The UN peacekeeper memorial
A memorial erected by the Irish United Nations Veterans Association (IUNVA) Post 19 honours Irish Defence Forces, Garda Síochána and civilian personnel who died serving on UN peacekeeping missions. It lists deployments in the Congo, Cyprus, Lebanon, the Middle East, Sarajevo, East Timor and elsewhere. IUNVA Post 19 keeps a second peacekeepers’ memorial in Bernard McGlinchey Town Park in central Letterkenny, if you want to see both.
St Catherine’s Well
A short walk from the ruins, St Catherine’s Well (Tobar na Congbhála) is a stone basin in the scrub – a quiet spot, no more. Folklore says a landlord once tried to close the spring, only for the water to burst out again, the kind of story that tends to attach itself to wells people did not want to lose.
Other features
A carved stone seat sits under a mature oak near the James Duffy VC memorial. Two historic gateways survive: a simple rubble-stone one on the western boundary, and a formal ashlar-stone one on the south, where cut-stone steps climb to the raised burial platform. The western boundary runs alongside the Forglug Burn, with mature trees and birdlife along the water. The National Library of Ireland holds glass-negative photographs of the cemetery taken by Robert French between 1865 and 1914, useful if you want to see how the layout has changed.
Notable burials
The modern cemetery holds graves of several well-known Donegal figures:
| Name | Significance |
|---|---|
| James Duffy (VC) | Victoria Cross recipient, awarded for saving lives under fire in Palestine during the First World War. |
| Manus Kelly | Rally driver and local politician. |
| Bernard McGlinchey | Donegal senator and politician. |
| Liam Adams | Brother of Gerry Adams, whose funeral took place here. |
| John Hannigan | Donegal Gaelic footballer. |
| Dessie Larkin | Local councillor. |
| Joe ‘Dodo’ Winston | Well-known Letterkenny community figure and sportsman. |
A common mix-up worth getting straight: the outlaw Count Redmond O’Hanlon is often tied to Conwal in folklore, but the reputed O’Hanlon family gravestone is at the separate Conwal Parish Church in the town centre, not here.

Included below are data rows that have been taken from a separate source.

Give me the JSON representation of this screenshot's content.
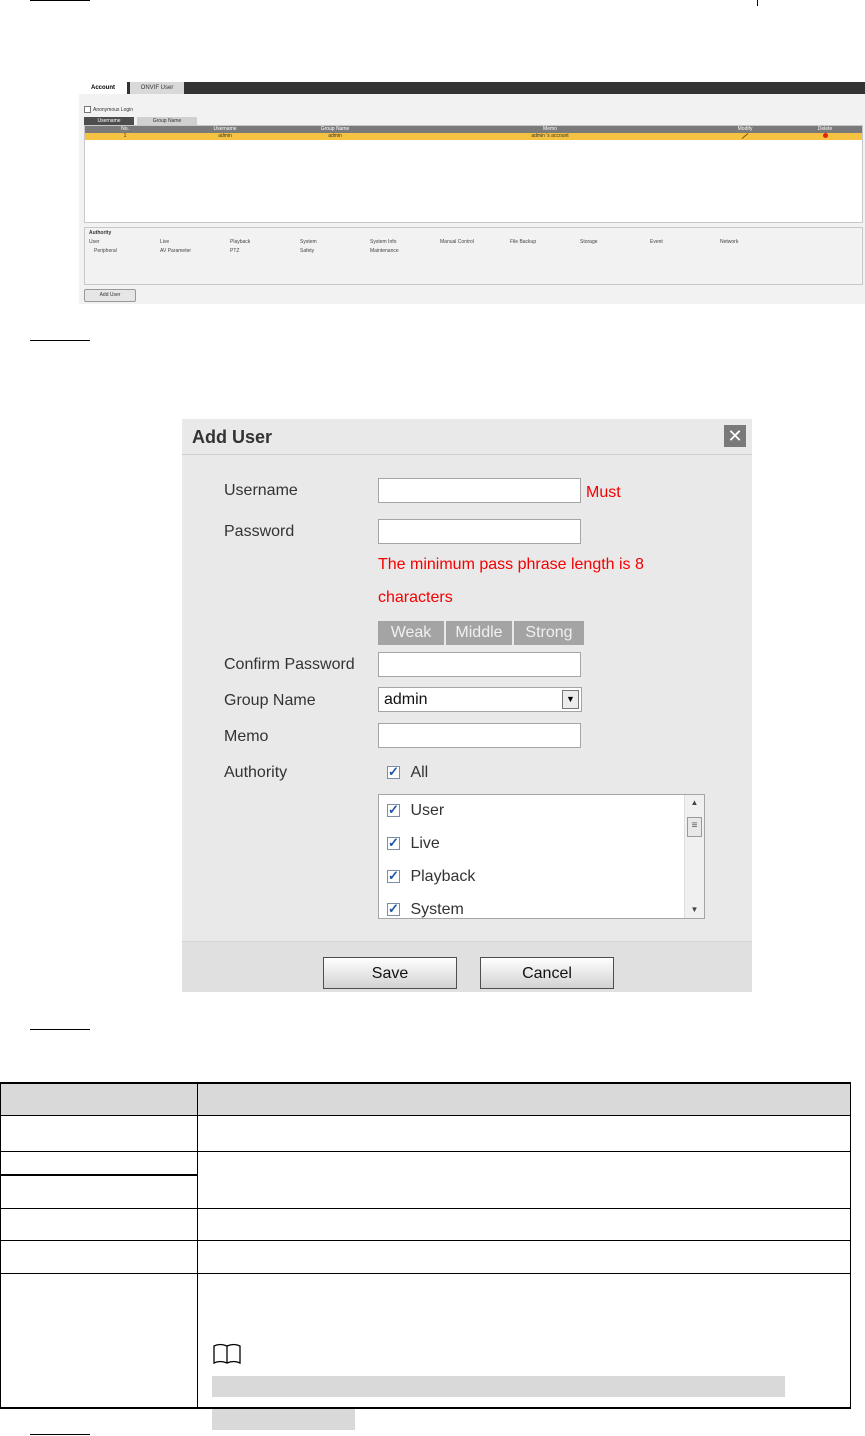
{
  "account_ui": {
    "tabs": [
      "Account",
      "ONVIF User"
    ],
    "anonymous_login_label": "Anonymous Login",
    "sub_tabs": [
      "Username",
      "Group Name"
    ],
    "table_headers": [
      "No.",
      "Username",
      "Group Name",
      "Memo",
      "Modify",
      "Delete"
    ],
    "row": {
      "no": "1",
      "username": "admin",
      "group_name": "admin",
      "memo": "admin 's account"
    },
    "authority_title": "Authority",
    "authority_row1": [
      "User",
      "Live",
      "Playback",
      "System",
      "System Info",
      "Manual Control",
      "File Backup",
      "Storage",
      "Event",
      "Network"
    ],
    "authority_row2": [
      "Peripheral",
      "AV Parameter",
      "PTZ",
      "Safety",
      "Maintenance"
    ],
    "add_user_button": "Add User"
  },
  "dialog": {
    "title": "Add User",
    "close_icon": "close-icon",
    "username_label": "Username",
    "must_text": "Must",
    "password_label": "Password",
    "password_hint_line1": "The minimum pass phrase length is 8",
    "password_hint_line2": "characters",
    "strength": [
      "Weak",
      "Middle",
      "Strong"
    ],
    "confirm_password_label": "Confirm Password",
    "group_name_label": "Group Name",
    "group_name_value": "admin",
    "memo_label": "Memo",
    "authority_label": "Authority",
    "all_label": "All",
    "authority_items": [
      "User",
      "Live",
      "Playback",
      "System"
    ],
    "save_button": "Save",
    "cancel_button": "Cancel"
  },
  "colors": {
    "highlight_row": "#f5c242",
    "warning_text": "#f50000",
    "table_header_bg": "#d9d9d9"
  }
}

Getting there and visiting
Entry is free, dawn to dusk, with no visitor centre, ticket office or set hours otherwise. From Letterkenny, take the R250 west (towards Churchill) for about 1.5 km; the cemetery is on the right, with parking near the entrance. The site is small enough that a short walk covers everything. For navigation, use 54.9421 N, 7.7815 W.
Access is mixed: the cut-stone steps at the south gateway are not wheelchair-friendly, but the western entrance gives a level approach for visitors with limited mobility. This is a working cemetery, so keep noise down near newer plots, and treat the carved stones gently – they’re fragile, so don’t climb on them and stay on the paths. Allow 15–30 minutes for the ruins and main memorials, or 45–60 if you want to read the older inscriptions and the architectural detail properly. For the IUNVA memorial specifically, IUNVA Post 19 can be reached on +353 87 277 4879 or through their website.
Nearby
- Newmills Corn and Flax Mills (about 3 min drive west on the R250) – a restored industrial complex with one of the largest working waterwheels in Ireland.
- Conwal Parish Church (about 5 min drive east, Letterkenny town centre) – the 17th-century successor to the old parish site, with the O’Hanlon family gravestone and the grave of Lord George Hill.
- Donegal County Museum (about 5 min drive east in Letterkenny) – in a former workhouse, with exhibits on the county’s archaeology and social history.